Recently, NASA revealed about the prototype of the fabric developed by a team of researchers under the supervision of a systems engineer Raul Polit Casillas at the Jet Propulsion Laboratory in Pasadena, California.
The material actually appears like a cross between chain mail and metallic tiles and features small silver squares jointed together.
A special feature of this material is its ability to reflect and absorb light and heat from its opposite sides. It can be folded in different ways, which means the material can attain different shapes. Other features of the material are its tensile strength, reflectivity, and passive heat management.
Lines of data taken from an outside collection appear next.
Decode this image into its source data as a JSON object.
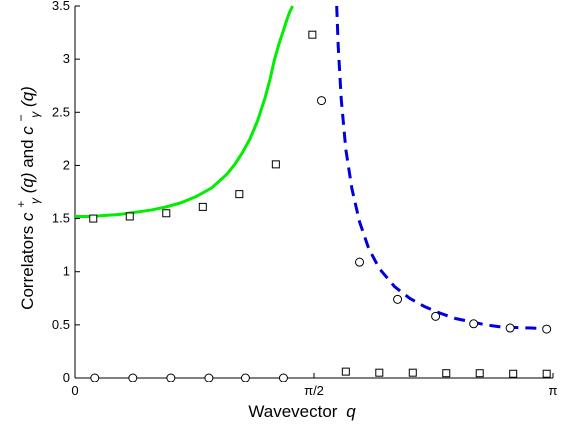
{
  "chart_data": {
    "type": "scatter",
    "title": "",
    "xlabel": "Wavevector",
    "xlabel_var": "q",
    "ylabel_prefix": "Correlators ",
    "ylabel_mid": " and ",
    "ylabel_c": "c",
    "ylabel_plus": "+",
    "ylabel_minus": "−",
    "ylabel_gamma": "γ",
    "ylabel_arg": "(q)",
    "xlim": [
      0,
      3.14159
    ],
    "ylim": [
      0,
      3.5
    ],
    "grid": false,
    "legend": "none",
    "xticks": [
      {
        "value": 0,
        "label": "0"
      },
      {
        "value": 1.5708,
        "label": "π/2"
      },
      {
        "value": 3.14159,
        "label": "π"
      }
    ],
    "yticks": [
      {
        "value": 0,
        "label": "0"
      },
      {
        "value": 0.5,
        "label": "0.5"
      },
      {
        "value": 1,
        "label": "1"
      },
      {
        "value": 1.5,
        "label": "1.5"
      },
      {
        "value": 2,
        "label": "2"
      },
      {
        "value": 2.5,
        "label": "2.5"
      },
      {
        "value": 3,
        "label": "3"
      },
      {
        "value": 3.5,
        "label": "3.5"
      }
    ],
    "series": [
      {
        "kind": "line",
        "style": "solid",
        "color": "#00ee00",
        "x": [
          0,
          0.1,
          0.2,
          0.3,
          0.4,
          0.5,
          0.6,
          0.7,
          0.8,
          0.9,
          1.0,
          1.05,
          1.1,
          1.15,
          1.2,
          1.25,
          1.28,
          1.31,
          1.34,
          1.37,
          1.39,
          1.41,
          1.43
        ],
        "y": [
          1.52,
          1.52,
          1.53,
          1.54,
          1.56,
          1.58,
          1.61,
          1.65,
          1.71,
          1.79,
          1.92,
          2.01,
          2.12,
          2.25,
          2.42,
          2.64,
          2.8,
          2.99,
          3.14,
          3.27,
          3.36,
          3.44,
          3.5
        ]
      },
      {
        "kind": "line",
        "style": "dashed",
        "color": "#0000dd",
        "x": [
          1.72,
          1.73,
          1.75,
          1.78,
          1.82,
          1.87,
          1.93,
          2.0,
          2.1,
          2.2,
          2.3,
          2.4,
          2.5,
          2.6,
          2.7,
          2.8,
          2.9,
          3.0,
          3.1
        ],
        "y": [
          3.5,
          3.12,
          2.62,
          2.15,
          1.78,
          1.47,
          1.22,
          1.03,
          0.86,
          0.75,
          0.67,
          0.61,
          0.56,
          0.53,
          0.5,
          0.48,
          0.475,
          0.47,
          0.465
        ]
      },
      {
        "kind": "markers",
        "marker": "square",
        "x": [
          0.12,
          0.36,
          0.6,
          0.84,
          1.08,
          1.32,
          1.56,
          1.78,
          2.0,
          2.22,
          2.44,
          2.66,
          2.88,
          3.1
        ],
        "y": [
          1.5,
          1.52,
          1.55,
          1.61,
          1.73,
          2.01,
          3.23,
          0.06,
          0.05,
          0.05,
          0.045,
          0.045,
          0.04,
          0.04
        ]
      },
      {
        "kind": "markers",
        "marker": "circle",
        "x": [
          0.13,
          0.38,
          0.63,
          0.88,
          1.12,
          1.37,
          1.62,
          1.87,
          2.12,
          2.37,
          2.62,
          2.86,
          3.1
        ],
        "y": [
          0.0,
          0.0,
          0.0,
          0.0,
          0.0,
          0.0,
          2.61,
          1.09,
          0.74,
          0.58,
          0.51,
          0.47,
          0.46
        ]
      }
    ]
  }
}
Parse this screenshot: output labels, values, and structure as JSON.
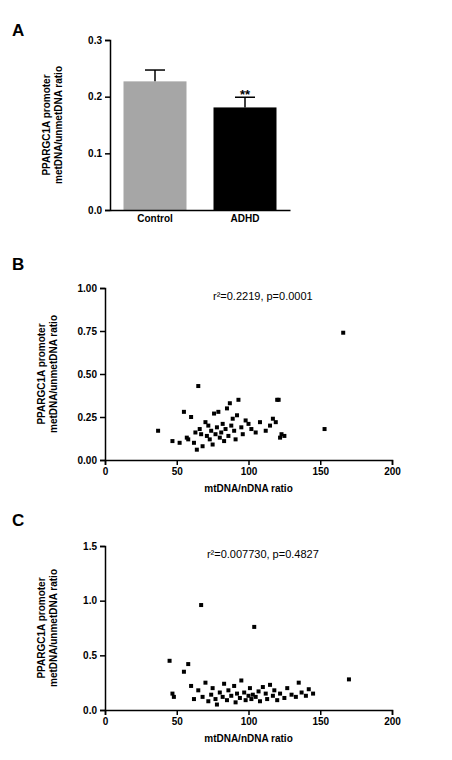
{
  "chart_data": [
    {
      "type": "bar",
      "title": "A",
      "categories": [
        "Control",
        "ADHD"
      ],
      "values": [
        0.227,
        0.181
      ],
      "errors": [
        0.02,
        0.018
      ],
      "colors": [
        "#a6a6a6",
        "#000000"
      ],
      "ylabel": [
        "PPARGC1A promoter",
        "metDNA/unmetDNA ratio"
      ],
      "ylim": [
        0,
        0.3
      ],
      "yticks": [
        {
          "value": 0,
          "label": "0.0"
        },
        0.1,
        0.2,
        0.3
      ],
      "annotations": [
        {
          "text": "**",
          "category": "ADHD"
        }
      ]
    },
    {
      "type": "scatter",
      "title": "B",
      "x": [
        37,
        47,
        52,
        55,
        57,
        58,
        60,
        62,
        63,
        64,
        65,
        66,
        67,
        68,
        70,
        71,
        72,
        73,
        74,
        75,
        76,
        77,
        78,
        79,
        80,
        81,
        82,
        83,
        84,
        85,
        86,
        87,
        88,
        89,
        90,
        91,
        92,
        93,
        95,
        96,
        98,
        100,
        102,
        105,
        108,
        112,
        115,
        117,
        119,
        120,
        121,
        122,
        123,
        125,
        153,
        166
      ],
      "values": [
        0.17,
        0.11,
        0.1,
        0.28,
        0.13,
        0.12,
        0.25,
        0.1,
        0.16,
        0.06,
        0.43,
        0.18,
        0.15,
        0.08,
        0.22,
        0.14,
        0.2,
        0.12,
        0.17,
        0.09,
        0.27,
        0.15,
        0.19,
        0.28,
        0.13,
        0.16,
        0.21,
        0.11,
        0.18,
        0.3,
        0.14,
        0.33,
        0.2,
        0.24,
        0.17,
        0.12,
        0.26,
        0.35,
        0.19,
        0.15,
        0.23,
        0.21,
        0.18,
        0.16,
        0.22,
        0.17,
        0.2,
        0.24,
        0.22,
        0.35,
        0.35,
        0.13,
        0.15,
        0.14,
        0.18,
        0.74
      ],
      "color": "#000000",
      "marker": "square",
      "xlabel": "mtDNA/nDNA ratio",
      "ylabel": [
        "PPARGC1A promoter",
        "metDNA/unmetDNA ratio"
      ],
      "xlim": [
        0,
        200
      ],
      "xticks": [
        0,
        50,
        100,
        150,
        200
      ],
      "ylim": [
        0,
        1
      ],
      "yticks": [
        {
          "value": 0,
          "label": "0.00"
        },
        {
          "value": 0.25,
          "label": "0.25"
        },
        {
          "value": 0.5,
          "label": "0.50"
        },
        {
          "value": 0.75,
          "label": "0.75"
        },
        {
          "value": 1,
          "label": "1.00"
        }
      ],
      "annotations": [
        {
          "text": "r²=0.2219, p=0.0001"
        }
      ]
    },
    {
      "type": "scatter",
      "title": "C",
      "x": [
        45,
        47,
        48,
        55,
        58,
        60,
        62,
        65,
        67,
        68,
        70,
        72,
        74,
        75,
        77,
        78,
        80,
        82,
        83,
        85,
        86,
        88,
        90,
        91,
        92,
        94,
        95,
        97,
        98,
        100,
        101,
        102,
        103,
        104,
        105,
        107,
        108,
        110,
        112,
        113,
        115,
        117,
        118,
        120,
        122,
        125,
        127,
        130,
        133,
        135,
        137,
        140,
        142,
        145,
        170
      ],
      "values": [
        0.45,
        0.15,
        0.12,
        0.35,
        0.42,
        0.22,
        0.1,
        0.18,
        0.96,
        0.12,
        0.25,
        0.08,
        0.14,
        0.2,
        0.1,
        0.05,
        0.16,
        0.12,
        0.24,
        0.09,
        0.18,
        0.13,
        0.22,
        0.07,
        0.15,
        0.11,
        0.27,
        0.16,
        0.09,
        0.13,
        0.2,
        0.1,
        0.14,
        0.76,
        0.12,
        0.17,
        0.08,
        0.21,
        0.15,
        0.1,
        0.23,
        0.13,
        0.18,
        0.09,
        0.15,
        0.11,
        0.2,
        0.14,
        0.12,
        0.25,
        0.16,
        0.13,
        0.19,
        0.15,
        0.28
      ],
      "color": "#000000",
      "marker": "square",
      "xlabel": "mtDNA/nDNA ratio",
      "ylabel": [
        "PPARGC1A promoter",
        "metDNA/unmetDNA ratio"
      ],
      "xlim": [
        0,
        200
      ],
      "xticks": [
        0,
        50,
        100,
        150,
        200
      ],
      "ylim": [
        0,
        1.5
      ],
      "yticks": [
        {
          "value": 0,
          "label": "0.0"
        },
        {
          "value": 0.5,
          "label": "0.5"
        },
        {
          "value": 1,
          "label": "1.0"
        },
        {
          "value": 1.5,
          "label": "1.5"
        }
      ],
      "annotations": [
        {
          "text": "r²=0.007730, p=0.4827"
        }
      ]
    }
  ]
}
The space fabric has been produced using 3-D printing technique or additive manufacturing. In this technique, a material is made layer by layer using streams of molten polymers or metallic powders. This technique speeds up prototyping, allows reducing costs, and enables create designs that would have been almost impossible to produce using conventional techniques.
“We call it ‘4-D printing’ because we can print both the geometry and the function of these materials,” said Polit Casillas.
“If 20th Century manufacturing was driven by mass production, then this is the mass production of functions.”
“I can program new functions into the material I’m printing,” Polit Casillas said. “That also reduces the amount of time spent on integration and testing. You can print, test and destroy material as many times as you want.”
Andrew Shapiro-Scharlotta of JPL says fabricating spacecraft designs is a complex and costly matter, but the new technique could make the process a lot cheaper.
“We are just scratching the surface of what’s possible,” Shapiro-Scharlotta said.
“The use of organic and non-linear shapes at no additional costs to fabrication will lead to more efficient mechanical designs.”